Thermal processing of soy milk kills pathogens and denatures anti-nutrition factors warranting microbiological safety, better digestibility, and longer storage. Additionally, Maillard reactions are triggered, yielding glycated proteins (Amadori/Heyns products) and a heterogeneous group of advanced glycation end-products (AGEs). These modifications alter the nutritional value, antigenicity, and digestibility of proteins. They also raise concerns about potentially toxic effects. This study aims at characterizing these modifications in proteins from different soy milk products. Here, glycation and AGE-modification sites in the proteome of ultrahigh-temperature-treated natural soy milk, soy milk sweetened with hexose (fructose)-containing sweeteners (SSM), and sucrose as well as soy-based infant formulas (SIFs) from different manufacturers are reported for the first time. A bottom-up proteomic approach based on nano reversed-phase high-perfomance liquid chromatography-electrospray ionization-tandem mass spectrometry (nanoRP-HPLC-ESI-MS/MS) (collision-induced dissociation (CID) and electron transfer dissociation modes) identified 229 glycated peptides and 128 AGE-modified peptides resembling 53 proteins.

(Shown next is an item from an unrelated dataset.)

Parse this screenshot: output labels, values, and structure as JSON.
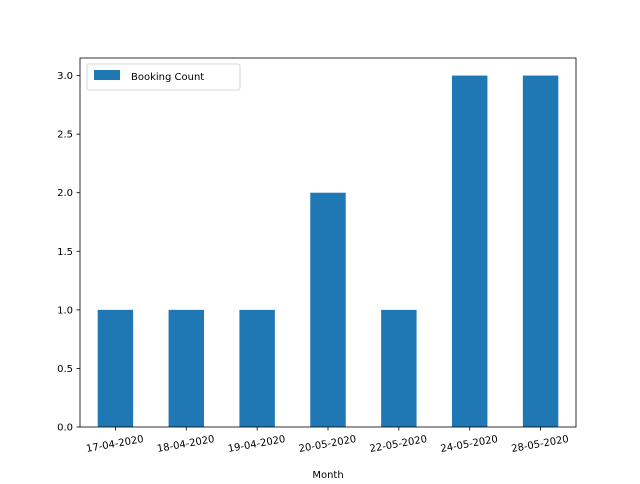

The glycation sites are mainly derived from hexoses, whereas Nδ -carboxyethylarginine and methylglyoxal-derived hydroimidazolone are the main AGEs in soy milk. The qualitative and quantitative data obtained here indicate that early glycation increases with harsher processing conditions (SIFs) and the addition of hexose-containing sweeteners (SSMs), whereas the latter sweeteners (but not the harsher processing) triggered more AGE modifications.